Grading, Unbound

Faculty vote reverses 10-year policy setting targets for limiting A-grades

By Allie Wenner

Published Jan. 21, 2016

2 min read

It’s official: On Oct. 6, the Princeton faculty overwhelmingly voted to end the 10-year-old grading policy that set numerical targets for A-grades.

Instead, beginning with the current term, students will be graded according to “well-defined and meaningful standards” set by each individual department. Dean of the College Valerie Smith said her office is working with departmental representatives and hopes to have all standards in place by the spring semester.

Ending the targets — an attempt to reverse the national trend of grade inflation — was recommended by an ad hoc faculty committee created by President Eisgruber ’83 last fall.

A handful of faculty members voted against changing the grading policy, including molecular biology professor Elizabeth Gavis, who said she voted against it because no clear-cut strategy to control grade inflation and minimize grading disparities between departments had been presented.

Several faculty members voiced concern that the end of University-wide numerical grading targets could cause some students to choose majors and classes in departments that are more lenient with grading.

“What I would like to see is our students falling in love with a question or a field, as opposed to going for the most optimal grading benefit,” said ecology and evolutionary biology professor Lars Hedin.

However, Smith said she doesn’t anticipate that students picking majors based on grading will become a problem.
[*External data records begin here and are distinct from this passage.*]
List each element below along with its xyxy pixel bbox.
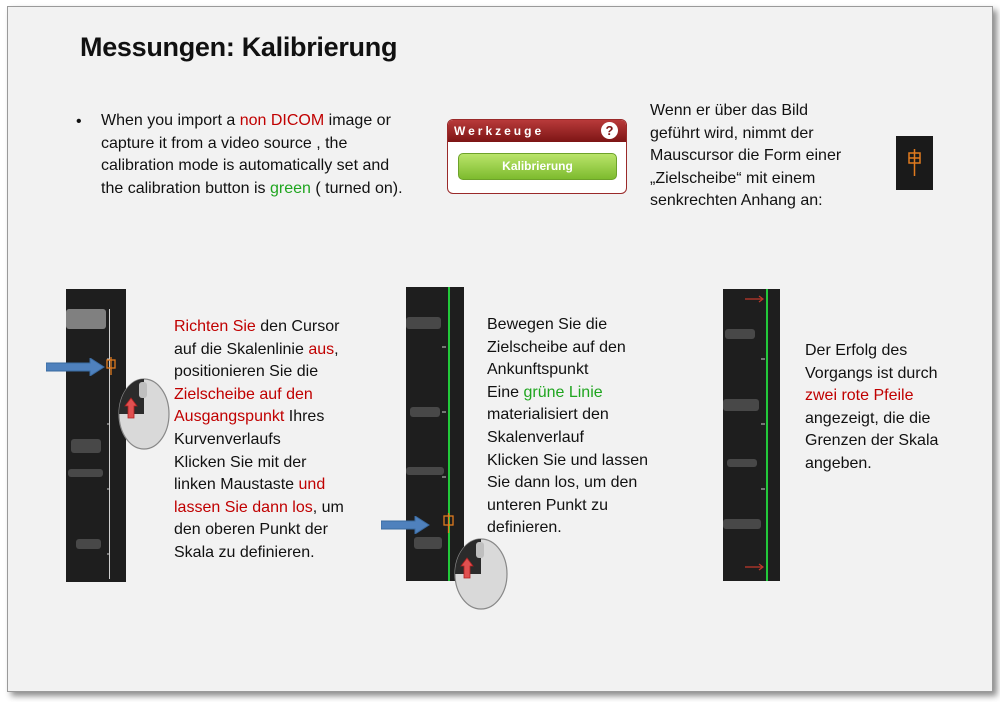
step2-text: Bewegen Sie die Zielscheibe auf den Ankunftspunkt Eine grüne Linie materialisiert den Skalenverlauf Klicken Sie und lassen Sie dann los, um den unteren Punkt zu definieren. (487, 316, 648, 537)
toolbox-header (448, 120, 626, 142)
page-title: Messungen: Kalibrierung (80, 32, 398, 62)
mouse-icon (453, 536, 509, 612)
step1-text: Richten Sie den Cursor auf die Skalenlinie aus, positionieren Sie die Zielscheibe auf den Ausgangspunkt Ihres Kurvenverlaufs Klicken Sie mit der linken Maustaste und lassen Sie dann los, um den oberen Punkt der Skala zu definieren. (174, 318, 344, 561)
cursor-description: Wenn er über das Bild geführt wird, nimmt der Mauscursor die Form einer „Zielscheibe“ mit einem senkrechten Anhang an: (650, 102, 842, 210)
toolbox-panel (447, 119, 627, 194)
mouse-icon (117, 376, 171, 452)
blue-arrow-icon (381, 516, 431, 534)
crosshair-cursor-preview (896, 136, 933, 190)
intro-text: When you import a non DICOM image or capture it from a video source , the calibration mode is automatically set and the calibration button is green ( turned on). (101, 112, 403, 197)
blue-arrow-icon (46, 358, 106, 376)
toolbox-title: Werkzeuge (454, 124, 545, 138)
step3-text: Der Erfolg des Vorgangs ist durch zwei rote Pfeile angezeigt, die die Grenzen der Skala angeben. (805, 342, 939, 472)
help-icon[interactable]: ? (601, 122, 618, 139)
calibration-button[interactable]: Kalibrierung (458, 153, 617, 180)
ultrasound-strip-3 (723, 289, 780, 581)
bullet-icon: • (76, 113, 82, 130)
crosshair-cursor-icon (896, 136, 933, 190)
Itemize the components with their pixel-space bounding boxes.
“Numerous factors drive a student’s choice of major,” Smith said after the meeting. “Some students stick with what they said they wanted to do when they came to Princeton; some students discover their intended field is not for them; and some students have personal epiphanies — a seminar or general education course that changes their perspective and sets them on a new path. The key is for students to choose work that engages their imagination and expands their intellectual horizons.”

Each fall, the faculty Committee on Examinations and Standing will review grading results and report its findings to the faculty. 

Engineering professor Clarence Rowley ’95, who chaired the ad hoc committee, said he expects that grade-point averages will rise a bit, but he doesn’t expect grade inflation to be as dramatic as in the past. Between 1974 and 2003, A-grades at Princeton increased from 30 percent to 48 percent. 

“If over time we were to see departments or programs whose grading patterns were notably outside the norm, then we would want to have a conversation with them about their standards and whether their faculty are, in fact, grading according to those standards,” Smith said. 

University officials said that the policy change will not affect the grades of current students who took courses while the old policy was in effect. However, Princeton will attach a letter detailing the previous policy and its repeal to the transcripts of sophomores, juniors, and seniors.

Essay: Grade Deflation: Maybe Unfair, Probably Just, by Alex Barnard ’09

Essay: Grading in the ‘Good Old Days,’ by Robert Hollander ’55

Essay: For a New Grading System, Look Back, By Richard Etlin ’69 *72 *78

Reactions to the Grading Report

1 Response

Andrew J. Lazarus ’79

8 Years Ago

Another Grading Proposal

I certainly recognize that Princeton cannot afford to lose prospective students who are worried that an old-fashioned stricter grading system will hurt their chances of going to top graduate schools (On the Campus, Sept. 17 and Nov. 12). The grade-deflation program was doomed when other Ivy League institutions failed to join, perhaps out of fear of antitrust litigation. On the other hand, I also can sympathize with professors who would like some way of recognizing work exceeding the standards for the new gentleman’s A that comprises a large fraction of their grades.

My compromise solution is to retain the A with 4.0 grade points for transcripts sent to external institutions, while distinguishing different types of A’s internally. We could move past the A+ to an A++, A+++, and even A++++, corresponding roughly to the B+, A-, A, and A+ of the system used in my day. I believe an even better idea, however, would be to call the new marks Yuzz, Wuz, Um, and Humph, letters created by Dartmouth alumnus Theodor Geisel in his masterwork On Beyond Zebra! I can assure the registrar’s office that a Google search finds a font with the necessary glyphs.